As long as the public lands remain under federal control, they will continue to deteriorate, and Utah and its citizens will be deprived of the many economic benefits to which we are entitled and so desperately need. I am confident that, in state hands, the public lands will be restored, protected and more productive.
Utahns have always been good stewards of the land. We have a long track record of both environmental protection and fiscal responsibility. Utah has the expertise in existing agencies —including those within the Department of Natural Resources, the Department of Environmental Quality and the Department of Agriculture and Food — to address the many complex and interrelated issues of public land management.
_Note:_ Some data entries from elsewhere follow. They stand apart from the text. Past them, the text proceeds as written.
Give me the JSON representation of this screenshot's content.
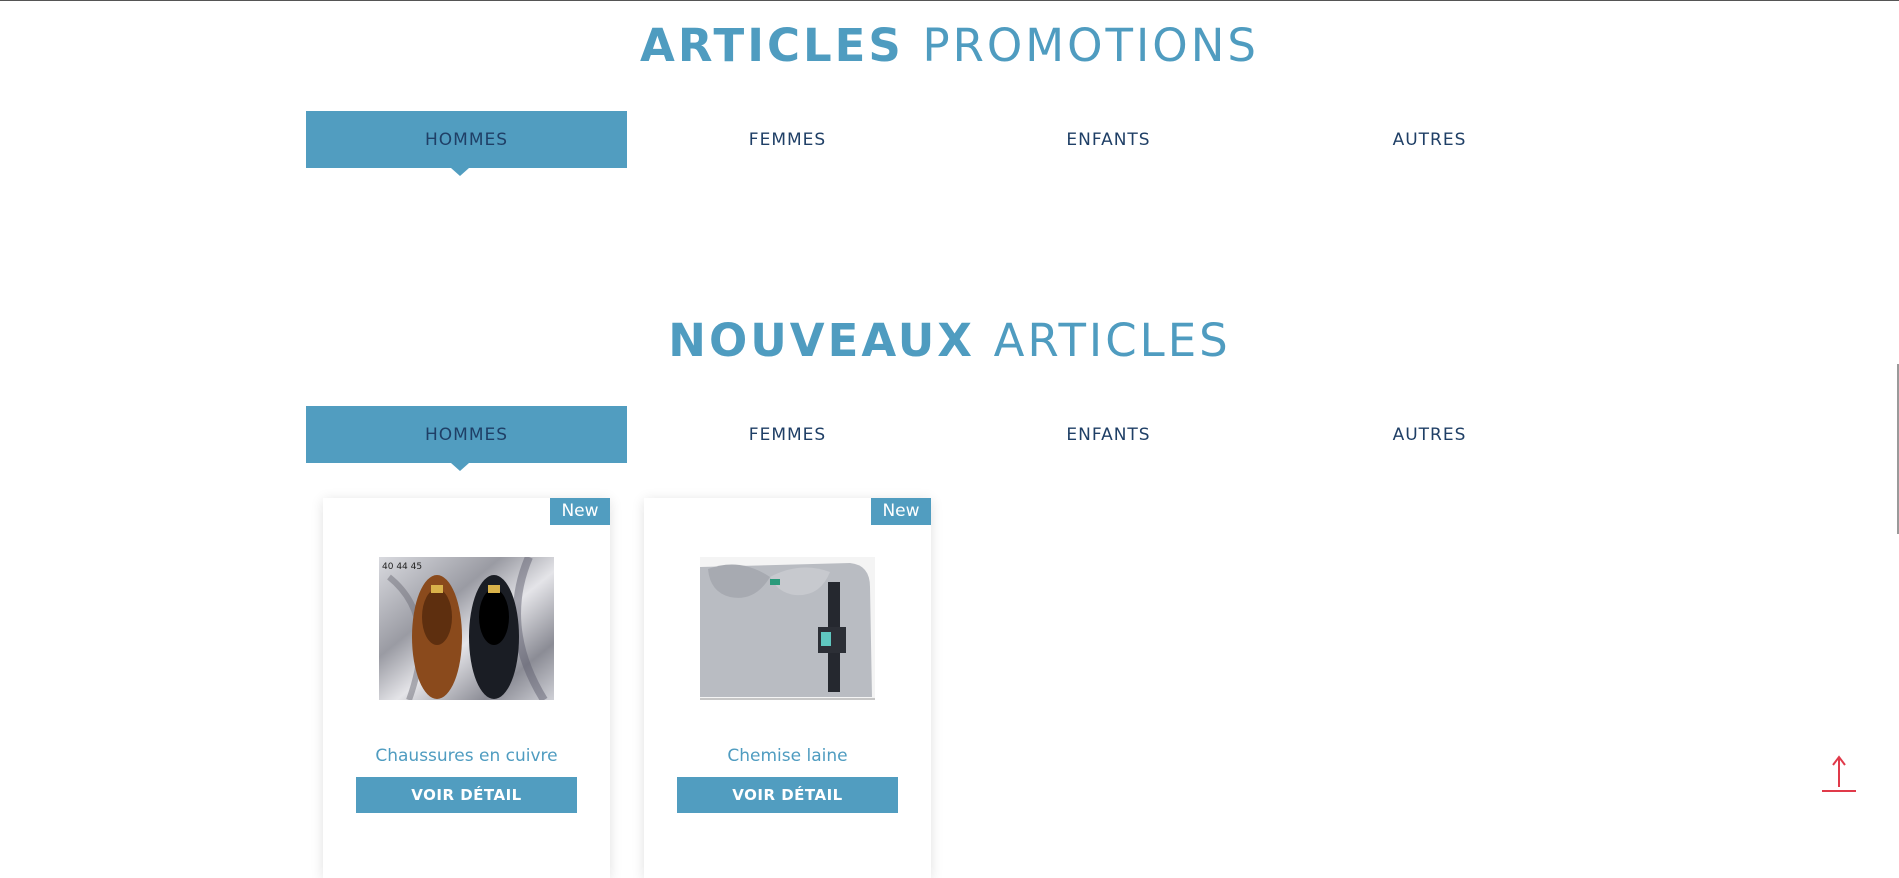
{
  "promotions": {
    "title_strong": "ARTICLES",
    "title_light": "PROMOTIONS",
    "tabs": [
      "HOMMES",
      "FEMMES",
      "ENFANTS",
      "AUTRES"
    ],
    "active_tab": "HOMMES"
  },
  "new_articles": {
    "title_strong": "NOUVEAUX",
    "title_light": "ARTICLES",
    "tabs": [
      "HOMMES",
      "FEMMES",
      "ENFANTS",
      "AUTRES"
    ],
    "active_tab": "HOMMES",
    "products": [
      {
        "badge": "New",
        "name": "Chaussures en cuivre",
        "button": "VOIR DÉTAIL",
        "image": "shoes-image",
        "image_text": "40 44 45"
      },
      {
        "badge": "New",
        "name": "Chemise laine",
        "button": "VOIR DÉTAIL",
        "image": "shirt-image"
      }
    ]
  },
  "scroll_top_icon": "arrow-up-icon",
  "colors": {
    "accent": "#519dc0",
    "tab_text": "#1f3f66",
    "scroll_top": "#e03a4a"
  }
}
Utahns know that people from around the world flock to our state for its unmatched beauty and incredible scenery, and to experience meaningful outdoor experiences.
No one in state government would permit the degradation of Utah’s wondrous beauty. Under HB148, all national parks, all but one national monument, and all wilderness areas will remain under federal ownership and control. Other lands with similar qualities will also be protected. Lands with less aesthetic or recreational qualities that contain resources will become more accessible for development and revenue production. With ever improving technology, this can be done with minimal environmental impact.
Multiple use will be the objective, and multiple users will all be given voice, including tourists; conservationists; hunters; fisherman and other outdoor recreationists; energy industries; farm and ranch interests; local governments; water districts; and other engaged stakeholders.
HB148 is neither a “land grab” nor a “political stunt,” as some have maliciously alleged. It is an earnest effort to draw attention to a federal lands policy that does not protect the land, does not pay for itself and does not meet the economic or energy challenges of today. There is no intent to sell transferred lands. Rather, these lands will be retained in state ownership and control so that they forever benefit not only the people who live, work and recreate on them, but all Utahns who look to government services to educate their children and enhance their lives.
Utah has amazing public lands, and always will. Like my fellow Utahns, I care deeply about Utah’s majestic mountains, still forests and quiet desert landscapes. This land is my home. The lands we all love and treasure won’t be any less public when they are managed by the state.
With proper examination and analysis, and a good faith dialogue, a more balanced lands policy can be achieved which will restore the public lands for the use and benefit of all.